In a large new study researchers have determined the seven major factors that can help doctors know whether a child with an abdomen injury needs a CT scan or not. A computed tomography (CT) scan though essential after a traumatic injury, may pose radiation hazards to children risking future cancer. The new research therefore can help in deciding if the scans can be bypassed.
The study of more than 12,000 children from emergency departments throughout the country in the Pediatric Emergency Care Applied Research Network (PECARN) is published online before the printed upcoming issue of Annals of Emergency Medicine.
Lead author James Holmes, a professor of emergency medicine at the UC Davis School of Medicine says,
“CT scans involve significant radiation risk, especially for children, who are more vulnerable than adults to radiation’s effects. We have now identified a population of pediatric patients that does not typically benefit from a CT scan, which is an important step in reducing radiation exposure.”
The study looked at children who had suffered a blunt trauma on their abdomen or torso area specifically due to a car/ bicycle crash, fall or an assault. A variety of factors related to the children’s histories and clinical presentations were evaluated.
Among these, seven were identified as clinically important injuries and factors that could determine whether a CT scan was needed or not.
The factors include evidence of trauma on the abdomen or chest (such as seat-belt marks), neurological changes, abdominal pain or tenderness, abnormal breath sounds and vomiting.
If children coming to the trauma centee did not show any of these seven factors after their injury, the CT scan according to the researchers was not needed as it could rarely provide any additional information. The researchers stress that the risk of developing a future cancer from radiation exposure from a CT scan in this situation outweighs the risk of having a significant medical problem from the abdominal injury.
The authors also adds as a caution that the factors have been devised to rule out the use of CT scan. If one of the factors is being observed in a child though, it does not necessarily mean that a CT scan becomes mandatory.
Holmes says that clinical judgment plays an important role in determining whether a CT is needed in each case as it should always be used as a last resort.
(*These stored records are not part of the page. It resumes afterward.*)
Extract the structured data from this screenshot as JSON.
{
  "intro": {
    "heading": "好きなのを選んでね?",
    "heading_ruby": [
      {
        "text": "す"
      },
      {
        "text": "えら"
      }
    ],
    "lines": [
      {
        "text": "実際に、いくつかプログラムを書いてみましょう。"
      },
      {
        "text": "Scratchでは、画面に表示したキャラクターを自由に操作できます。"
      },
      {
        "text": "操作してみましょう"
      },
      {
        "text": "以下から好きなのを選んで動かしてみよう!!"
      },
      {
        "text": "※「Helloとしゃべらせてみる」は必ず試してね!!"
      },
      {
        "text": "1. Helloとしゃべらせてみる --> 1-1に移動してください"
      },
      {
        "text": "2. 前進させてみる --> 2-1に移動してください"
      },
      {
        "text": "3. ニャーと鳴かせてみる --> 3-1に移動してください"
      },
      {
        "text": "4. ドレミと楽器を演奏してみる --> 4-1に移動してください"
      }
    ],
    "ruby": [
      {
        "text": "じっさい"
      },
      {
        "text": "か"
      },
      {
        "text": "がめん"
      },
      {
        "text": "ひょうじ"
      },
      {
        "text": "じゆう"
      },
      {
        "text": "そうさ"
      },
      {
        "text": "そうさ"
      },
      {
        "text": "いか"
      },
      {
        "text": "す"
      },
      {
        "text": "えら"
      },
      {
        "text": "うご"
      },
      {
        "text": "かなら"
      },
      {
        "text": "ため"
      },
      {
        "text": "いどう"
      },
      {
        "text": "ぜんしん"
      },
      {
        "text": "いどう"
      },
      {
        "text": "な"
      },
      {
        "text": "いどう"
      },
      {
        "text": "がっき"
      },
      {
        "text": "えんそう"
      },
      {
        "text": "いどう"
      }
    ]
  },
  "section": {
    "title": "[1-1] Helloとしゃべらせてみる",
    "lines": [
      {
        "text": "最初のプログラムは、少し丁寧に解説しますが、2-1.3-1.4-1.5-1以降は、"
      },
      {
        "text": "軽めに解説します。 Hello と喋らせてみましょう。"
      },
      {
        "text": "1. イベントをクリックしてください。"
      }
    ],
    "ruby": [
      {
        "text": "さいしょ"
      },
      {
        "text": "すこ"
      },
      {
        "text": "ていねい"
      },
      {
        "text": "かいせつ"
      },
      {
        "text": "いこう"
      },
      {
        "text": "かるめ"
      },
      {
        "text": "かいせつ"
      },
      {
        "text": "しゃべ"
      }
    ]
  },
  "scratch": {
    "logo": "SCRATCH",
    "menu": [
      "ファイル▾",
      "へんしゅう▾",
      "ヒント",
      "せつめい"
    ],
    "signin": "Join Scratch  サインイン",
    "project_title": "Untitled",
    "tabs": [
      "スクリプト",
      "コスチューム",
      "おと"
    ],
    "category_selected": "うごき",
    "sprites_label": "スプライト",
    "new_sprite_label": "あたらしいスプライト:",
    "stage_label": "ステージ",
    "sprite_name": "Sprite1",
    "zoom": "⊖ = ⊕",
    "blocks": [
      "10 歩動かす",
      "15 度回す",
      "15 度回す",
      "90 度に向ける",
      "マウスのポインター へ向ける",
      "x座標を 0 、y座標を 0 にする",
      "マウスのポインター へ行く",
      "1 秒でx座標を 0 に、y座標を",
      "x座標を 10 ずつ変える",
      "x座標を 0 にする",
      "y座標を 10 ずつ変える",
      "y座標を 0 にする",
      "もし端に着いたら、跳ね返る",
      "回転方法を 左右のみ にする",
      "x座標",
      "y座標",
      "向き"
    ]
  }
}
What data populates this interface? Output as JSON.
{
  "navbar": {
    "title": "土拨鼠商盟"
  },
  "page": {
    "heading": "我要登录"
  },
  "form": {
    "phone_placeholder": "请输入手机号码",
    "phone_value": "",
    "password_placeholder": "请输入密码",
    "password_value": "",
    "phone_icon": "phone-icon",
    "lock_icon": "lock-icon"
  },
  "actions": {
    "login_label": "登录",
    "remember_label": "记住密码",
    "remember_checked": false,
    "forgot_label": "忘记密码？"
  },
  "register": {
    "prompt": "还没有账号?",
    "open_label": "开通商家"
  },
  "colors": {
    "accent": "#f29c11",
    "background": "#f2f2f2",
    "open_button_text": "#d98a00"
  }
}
There are other alternative methods of observation present like extending the period of observation in the emergency department, using findings from laboratory tests and ultrasonography.
He notes that further study is needed before the seven factor prediction rule can be generally applied for all children who have had an abdominal injury.
Another study at the UC Davis Medical Center is also checking if the use of ultrasonography in these cases may further reduce the use of CT scan.
PECARN is a network of pediatric emergency departments throughout the United States that enables researchers to gather enough data to perform significant studies on critical issues in pediatric emergency medicine. The network has helped in many new standards including that for head trauma, diabetes and infections in children.
“Because of PECARN, we are uniquely positioned to perform large studies that can provide important information,” said Nathan Kuppermann, senior investigator of the study, who is professor of pediatrics and emergency medicine and chair of the Department of Emergency Medicine at the UC Davis School of Medicine. “The results of such studies are making emergency medicine decision-making more of a science and leading to better and safer outcomes for children.”